Позднее Бадольо заявил в самооправдание следующее: мол, летом 1943 года итальянская армия была слишком слаба и деморализована, чтобы успешно противостоять немцам. Заявление, не лишенное истины. Даже при самых благоприятных условиях итальянские вооруженные силы не шли ни в какое сравнение с вооруженными до зубов частями вермахта, которые превосходили их по части боевой подготовки, вооружений и боевого командования. Не способствовало успеху и то, что значительная часть итальянских подразделений были дислоцированы во Франции и на Балканах.
Трудно предположить, что было бы, рискни Бадольо оказать Гитлеру вооруженное сопротивление. Однако одно можно утверждать с большой долей вероятности. Его бездействие позволило нацистам взять под свой контроль ключевые альпийские перевалы — горные ворота в северную Италию — и использовать их для переброски на полуостров своих армий, как то имело место в августе и последующие месяцы.
* * *
Получив от Гитлера отказ, король и Бадольо в конце июля решили предпринять пробные шаги по сближению с англоамериканцами. Новый министр иностранных дел, Рафаэле Гварилья, сменивший на этом посту Чиано, был опытным дипломатом.
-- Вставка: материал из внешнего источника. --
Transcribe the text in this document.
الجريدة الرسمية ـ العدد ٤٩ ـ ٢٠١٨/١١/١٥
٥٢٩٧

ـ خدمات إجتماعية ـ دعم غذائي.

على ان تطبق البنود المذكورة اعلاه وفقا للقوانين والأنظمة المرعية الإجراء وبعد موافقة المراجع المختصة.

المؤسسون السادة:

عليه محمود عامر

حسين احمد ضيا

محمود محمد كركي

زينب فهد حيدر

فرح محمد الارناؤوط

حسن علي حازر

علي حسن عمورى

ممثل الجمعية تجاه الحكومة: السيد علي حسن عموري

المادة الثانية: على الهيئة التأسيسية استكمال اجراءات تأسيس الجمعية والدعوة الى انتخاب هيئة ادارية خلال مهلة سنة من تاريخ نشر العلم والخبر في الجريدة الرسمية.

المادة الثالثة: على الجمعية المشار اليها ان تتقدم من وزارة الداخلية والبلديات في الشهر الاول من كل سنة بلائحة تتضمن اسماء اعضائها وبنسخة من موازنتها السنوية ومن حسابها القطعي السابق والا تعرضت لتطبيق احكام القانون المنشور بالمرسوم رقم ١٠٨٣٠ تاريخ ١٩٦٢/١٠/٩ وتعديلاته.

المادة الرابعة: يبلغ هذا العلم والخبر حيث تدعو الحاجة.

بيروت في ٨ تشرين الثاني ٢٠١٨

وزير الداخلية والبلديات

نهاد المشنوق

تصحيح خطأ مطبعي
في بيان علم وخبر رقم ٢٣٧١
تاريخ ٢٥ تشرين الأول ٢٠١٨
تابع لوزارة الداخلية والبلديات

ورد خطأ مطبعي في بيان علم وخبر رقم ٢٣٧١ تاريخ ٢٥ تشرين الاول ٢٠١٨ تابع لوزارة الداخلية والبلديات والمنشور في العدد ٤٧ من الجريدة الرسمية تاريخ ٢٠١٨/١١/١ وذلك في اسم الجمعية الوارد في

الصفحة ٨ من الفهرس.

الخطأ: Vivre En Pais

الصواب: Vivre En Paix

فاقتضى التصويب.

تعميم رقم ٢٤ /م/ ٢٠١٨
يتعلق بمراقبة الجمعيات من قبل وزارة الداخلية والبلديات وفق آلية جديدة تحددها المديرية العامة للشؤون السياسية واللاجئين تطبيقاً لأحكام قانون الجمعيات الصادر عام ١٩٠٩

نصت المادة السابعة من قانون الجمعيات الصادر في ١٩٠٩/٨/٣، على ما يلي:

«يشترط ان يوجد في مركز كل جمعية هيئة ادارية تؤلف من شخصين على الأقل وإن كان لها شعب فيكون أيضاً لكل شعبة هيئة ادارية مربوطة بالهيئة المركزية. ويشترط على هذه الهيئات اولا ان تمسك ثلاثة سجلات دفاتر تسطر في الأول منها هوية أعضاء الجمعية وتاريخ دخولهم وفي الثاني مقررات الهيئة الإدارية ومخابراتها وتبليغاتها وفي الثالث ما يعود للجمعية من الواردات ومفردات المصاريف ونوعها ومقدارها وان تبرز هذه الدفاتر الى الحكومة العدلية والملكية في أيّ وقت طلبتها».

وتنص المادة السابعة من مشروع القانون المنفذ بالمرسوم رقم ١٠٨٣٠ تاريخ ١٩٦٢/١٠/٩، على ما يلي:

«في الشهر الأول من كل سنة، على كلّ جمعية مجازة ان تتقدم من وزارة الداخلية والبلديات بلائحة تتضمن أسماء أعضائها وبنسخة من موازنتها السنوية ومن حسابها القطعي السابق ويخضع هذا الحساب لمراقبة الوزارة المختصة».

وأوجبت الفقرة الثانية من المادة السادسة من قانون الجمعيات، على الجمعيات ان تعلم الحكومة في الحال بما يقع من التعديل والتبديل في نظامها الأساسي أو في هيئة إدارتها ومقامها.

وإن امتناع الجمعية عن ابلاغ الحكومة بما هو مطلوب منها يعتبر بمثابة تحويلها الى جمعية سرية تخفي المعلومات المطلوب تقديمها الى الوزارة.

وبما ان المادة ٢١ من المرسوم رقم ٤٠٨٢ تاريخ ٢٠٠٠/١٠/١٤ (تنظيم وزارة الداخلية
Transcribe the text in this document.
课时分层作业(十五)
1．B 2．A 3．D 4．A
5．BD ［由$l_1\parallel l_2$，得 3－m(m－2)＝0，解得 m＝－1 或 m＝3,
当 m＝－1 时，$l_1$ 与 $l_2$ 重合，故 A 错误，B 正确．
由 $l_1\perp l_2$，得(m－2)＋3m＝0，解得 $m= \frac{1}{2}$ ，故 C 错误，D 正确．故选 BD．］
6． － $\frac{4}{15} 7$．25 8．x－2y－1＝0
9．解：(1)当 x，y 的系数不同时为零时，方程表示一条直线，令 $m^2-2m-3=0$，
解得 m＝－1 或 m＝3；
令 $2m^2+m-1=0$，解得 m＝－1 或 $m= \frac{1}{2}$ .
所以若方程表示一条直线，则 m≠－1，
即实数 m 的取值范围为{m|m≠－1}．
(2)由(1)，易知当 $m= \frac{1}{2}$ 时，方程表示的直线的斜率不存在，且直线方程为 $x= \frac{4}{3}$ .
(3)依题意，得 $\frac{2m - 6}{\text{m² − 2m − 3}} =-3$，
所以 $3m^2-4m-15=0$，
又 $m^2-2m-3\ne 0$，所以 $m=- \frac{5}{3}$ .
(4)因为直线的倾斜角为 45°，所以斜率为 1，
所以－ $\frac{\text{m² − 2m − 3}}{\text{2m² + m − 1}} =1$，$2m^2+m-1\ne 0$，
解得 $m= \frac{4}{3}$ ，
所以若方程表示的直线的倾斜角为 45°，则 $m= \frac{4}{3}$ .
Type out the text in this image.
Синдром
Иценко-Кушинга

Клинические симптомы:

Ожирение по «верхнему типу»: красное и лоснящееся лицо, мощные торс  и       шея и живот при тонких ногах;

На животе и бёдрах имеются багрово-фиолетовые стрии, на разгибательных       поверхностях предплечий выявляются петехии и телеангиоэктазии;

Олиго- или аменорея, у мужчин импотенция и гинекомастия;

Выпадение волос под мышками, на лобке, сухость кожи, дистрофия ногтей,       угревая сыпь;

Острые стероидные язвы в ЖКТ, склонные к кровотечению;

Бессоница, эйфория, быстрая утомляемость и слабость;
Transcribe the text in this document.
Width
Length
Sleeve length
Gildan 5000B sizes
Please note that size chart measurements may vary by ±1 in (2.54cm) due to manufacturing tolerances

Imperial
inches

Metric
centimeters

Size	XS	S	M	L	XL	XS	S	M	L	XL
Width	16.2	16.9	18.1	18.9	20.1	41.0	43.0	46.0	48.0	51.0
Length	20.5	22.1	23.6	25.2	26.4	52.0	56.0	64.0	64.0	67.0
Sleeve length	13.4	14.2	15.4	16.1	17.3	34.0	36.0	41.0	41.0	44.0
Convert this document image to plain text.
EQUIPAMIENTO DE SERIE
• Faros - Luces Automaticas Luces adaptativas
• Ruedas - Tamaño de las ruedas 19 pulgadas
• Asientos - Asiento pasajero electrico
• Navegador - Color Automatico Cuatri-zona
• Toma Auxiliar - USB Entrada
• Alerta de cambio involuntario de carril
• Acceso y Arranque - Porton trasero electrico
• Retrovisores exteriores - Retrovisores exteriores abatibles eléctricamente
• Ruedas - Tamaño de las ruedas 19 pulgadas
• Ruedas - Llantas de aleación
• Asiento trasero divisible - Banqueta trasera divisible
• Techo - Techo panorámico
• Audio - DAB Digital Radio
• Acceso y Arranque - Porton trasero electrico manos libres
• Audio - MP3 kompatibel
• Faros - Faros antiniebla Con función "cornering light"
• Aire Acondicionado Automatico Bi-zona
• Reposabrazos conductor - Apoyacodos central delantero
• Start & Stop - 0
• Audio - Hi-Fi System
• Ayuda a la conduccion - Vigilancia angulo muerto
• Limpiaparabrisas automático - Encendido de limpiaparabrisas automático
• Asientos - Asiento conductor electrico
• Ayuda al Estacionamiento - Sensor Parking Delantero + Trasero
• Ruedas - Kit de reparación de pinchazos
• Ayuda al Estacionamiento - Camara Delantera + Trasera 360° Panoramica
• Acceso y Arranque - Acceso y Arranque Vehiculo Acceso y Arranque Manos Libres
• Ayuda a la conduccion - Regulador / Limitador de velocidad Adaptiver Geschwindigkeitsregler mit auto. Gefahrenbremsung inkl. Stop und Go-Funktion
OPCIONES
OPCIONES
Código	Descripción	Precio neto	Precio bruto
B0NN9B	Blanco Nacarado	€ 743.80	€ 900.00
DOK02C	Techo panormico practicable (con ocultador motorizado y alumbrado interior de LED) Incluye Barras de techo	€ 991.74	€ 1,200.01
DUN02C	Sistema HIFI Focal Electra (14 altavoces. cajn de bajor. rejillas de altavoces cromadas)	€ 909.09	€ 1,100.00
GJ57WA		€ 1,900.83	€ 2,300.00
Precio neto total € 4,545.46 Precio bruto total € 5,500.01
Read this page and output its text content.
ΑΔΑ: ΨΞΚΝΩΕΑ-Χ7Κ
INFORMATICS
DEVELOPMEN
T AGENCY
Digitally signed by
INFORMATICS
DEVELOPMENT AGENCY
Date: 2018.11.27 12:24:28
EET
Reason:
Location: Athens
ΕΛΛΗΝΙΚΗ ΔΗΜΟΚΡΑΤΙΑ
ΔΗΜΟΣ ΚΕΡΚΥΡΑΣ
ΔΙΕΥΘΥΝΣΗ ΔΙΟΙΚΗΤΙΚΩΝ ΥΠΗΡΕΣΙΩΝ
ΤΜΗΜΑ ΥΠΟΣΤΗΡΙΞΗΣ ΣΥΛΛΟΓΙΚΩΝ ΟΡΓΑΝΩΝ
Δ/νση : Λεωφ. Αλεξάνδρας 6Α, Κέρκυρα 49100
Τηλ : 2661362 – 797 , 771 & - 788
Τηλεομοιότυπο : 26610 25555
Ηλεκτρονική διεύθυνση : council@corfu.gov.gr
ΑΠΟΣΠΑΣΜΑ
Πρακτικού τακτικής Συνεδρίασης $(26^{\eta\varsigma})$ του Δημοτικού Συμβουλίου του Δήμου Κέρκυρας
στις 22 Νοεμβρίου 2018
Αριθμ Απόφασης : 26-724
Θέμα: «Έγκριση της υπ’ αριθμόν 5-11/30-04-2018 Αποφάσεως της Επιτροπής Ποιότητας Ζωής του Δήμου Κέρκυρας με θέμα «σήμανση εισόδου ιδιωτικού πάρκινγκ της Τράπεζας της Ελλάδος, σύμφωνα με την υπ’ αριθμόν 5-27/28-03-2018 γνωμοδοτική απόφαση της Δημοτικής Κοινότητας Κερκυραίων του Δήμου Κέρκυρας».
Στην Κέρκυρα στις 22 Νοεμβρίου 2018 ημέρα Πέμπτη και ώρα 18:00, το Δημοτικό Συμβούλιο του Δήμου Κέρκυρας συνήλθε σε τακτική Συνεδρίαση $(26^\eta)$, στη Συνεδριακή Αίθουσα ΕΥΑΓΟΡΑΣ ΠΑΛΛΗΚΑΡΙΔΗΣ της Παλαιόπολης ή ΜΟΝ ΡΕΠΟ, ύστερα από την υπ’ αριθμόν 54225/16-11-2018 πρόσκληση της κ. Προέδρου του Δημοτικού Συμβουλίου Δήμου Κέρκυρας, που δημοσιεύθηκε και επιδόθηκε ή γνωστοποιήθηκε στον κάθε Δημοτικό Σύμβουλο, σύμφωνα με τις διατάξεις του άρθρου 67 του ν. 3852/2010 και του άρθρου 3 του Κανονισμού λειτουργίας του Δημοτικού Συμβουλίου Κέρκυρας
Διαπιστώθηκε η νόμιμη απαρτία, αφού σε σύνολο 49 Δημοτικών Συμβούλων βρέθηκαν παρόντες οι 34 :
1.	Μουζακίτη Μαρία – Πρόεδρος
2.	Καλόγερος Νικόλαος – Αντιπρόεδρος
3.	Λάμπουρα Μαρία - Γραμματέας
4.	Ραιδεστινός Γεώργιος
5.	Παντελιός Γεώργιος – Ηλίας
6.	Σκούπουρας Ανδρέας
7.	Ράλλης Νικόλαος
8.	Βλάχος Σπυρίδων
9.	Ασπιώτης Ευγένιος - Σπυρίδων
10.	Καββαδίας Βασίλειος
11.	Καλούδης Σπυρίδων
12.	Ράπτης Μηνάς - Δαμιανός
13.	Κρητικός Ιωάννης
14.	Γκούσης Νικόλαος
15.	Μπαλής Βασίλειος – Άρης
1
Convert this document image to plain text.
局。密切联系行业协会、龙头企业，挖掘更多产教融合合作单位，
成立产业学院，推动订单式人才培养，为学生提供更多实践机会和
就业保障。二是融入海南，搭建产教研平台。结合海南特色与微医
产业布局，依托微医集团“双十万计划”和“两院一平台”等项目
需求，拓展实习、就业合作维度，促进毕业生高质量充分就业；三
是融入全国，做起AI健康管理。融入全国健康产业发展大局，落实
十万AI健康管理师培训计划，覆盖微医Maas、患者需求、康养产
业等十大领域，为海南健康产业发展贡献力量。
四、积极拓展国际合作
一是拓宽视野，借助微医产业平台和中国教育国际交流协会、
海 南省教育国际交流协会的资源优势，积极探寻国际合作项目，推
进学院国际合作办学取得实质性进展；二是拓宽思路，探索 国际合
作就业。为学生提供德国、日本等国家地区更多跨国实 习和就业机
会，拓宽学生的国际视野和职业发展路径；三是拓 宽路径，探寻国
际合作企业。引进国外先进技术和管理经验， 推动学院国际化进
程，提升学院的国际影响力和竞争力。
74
Он прибыл в Рим 29 июля из Турции, где до этого момента находился в качестве посла, и взял в свои руки инициативу по сближению с бывшими противниками. Уже на следующий день он отправился в Ватикан, где встретился с британским посланником при Святом престоле, сэром д’Арси Осборном. (Как независимое государственное образование Ватикан имел собственный дипломатический корпус.) Осборн отнесся к позиции Гварильи с сочувствием, однако ответил, что ничем не может ему помочь, поскольку его шифры безнадежно устарели.
«Британский посол, — вспоминал позднее Бадольо, — поставил нас в известность о том, что, к сожалению, секретные шифры, которыми он располагал, устарели и наверняка известны немцам, и потому он не советует нам пользоваться ими для того, чтобы связаться с его правительством. Американский представитель сказал, что у него вообще нет никаких шифров».
Тогда это вряд ли было понятно, но этот случай стал для итальянцев своего рода дурным знамением: в ближайшие недели Италию ждали мучительные и противоречивые переговоры.
В июле 1943 года европейские страны «оси» начали сложную и опасную игру, и ее широкие рамки были очерчены уже в первую неделю после переворота в Риме. И Гитлер, и Бадольо прекрасно понимали необходимость сохранения хотя бы видимости их союза и, чтобы выиграть время, старались не выставлять напоказ свои истинные чувства, чтобы не обострять отношения друг с другом. Немцы воспользовались этой передышкой для того, чтобы укрепиться в Италии, а заодно прозондировать союзника на предмет его дальнейших намерений, тем более что в нацистском лагере кое-кто полагал, что в отношении Италии хороша политика кнута и пряника, и если она не захочет покориться по-хорошему, то можно употребить и силу.
Итальянцы же тем временем пытались выторговать для себя приемлемые условия у союзников, не будучи до конца уверенными, в какой момент их тайные переговоры будут сорваны немецкой интервенцией либо фашистским мятежом внутри страны, хотя после ареста Муссолини его партия и попала под запрет.
Надо сказать, что страхи нового режима перед Гитлером были вполне оправданы. Хотя фюрера и удалось отговорить от жестких мер по отношению к правительству Бадольо, он по-прежнему тешил себе надеждой на восстановление в Италии фашистского режима во главе с Муссолини, разумеется, при условии, что местонахождение дуче будет в конце концов обнаружено, а самого диктатора удастся спасти прежде, чем его выдадут союзникам в качестве самого знаменитого военнопленного. Эта задача была возложена на генерала Штудента и Отто Скорцени, причем в ближайшие несколько недель фюрер будет лично, причем сгорая от нетерпения, следить за их успехами.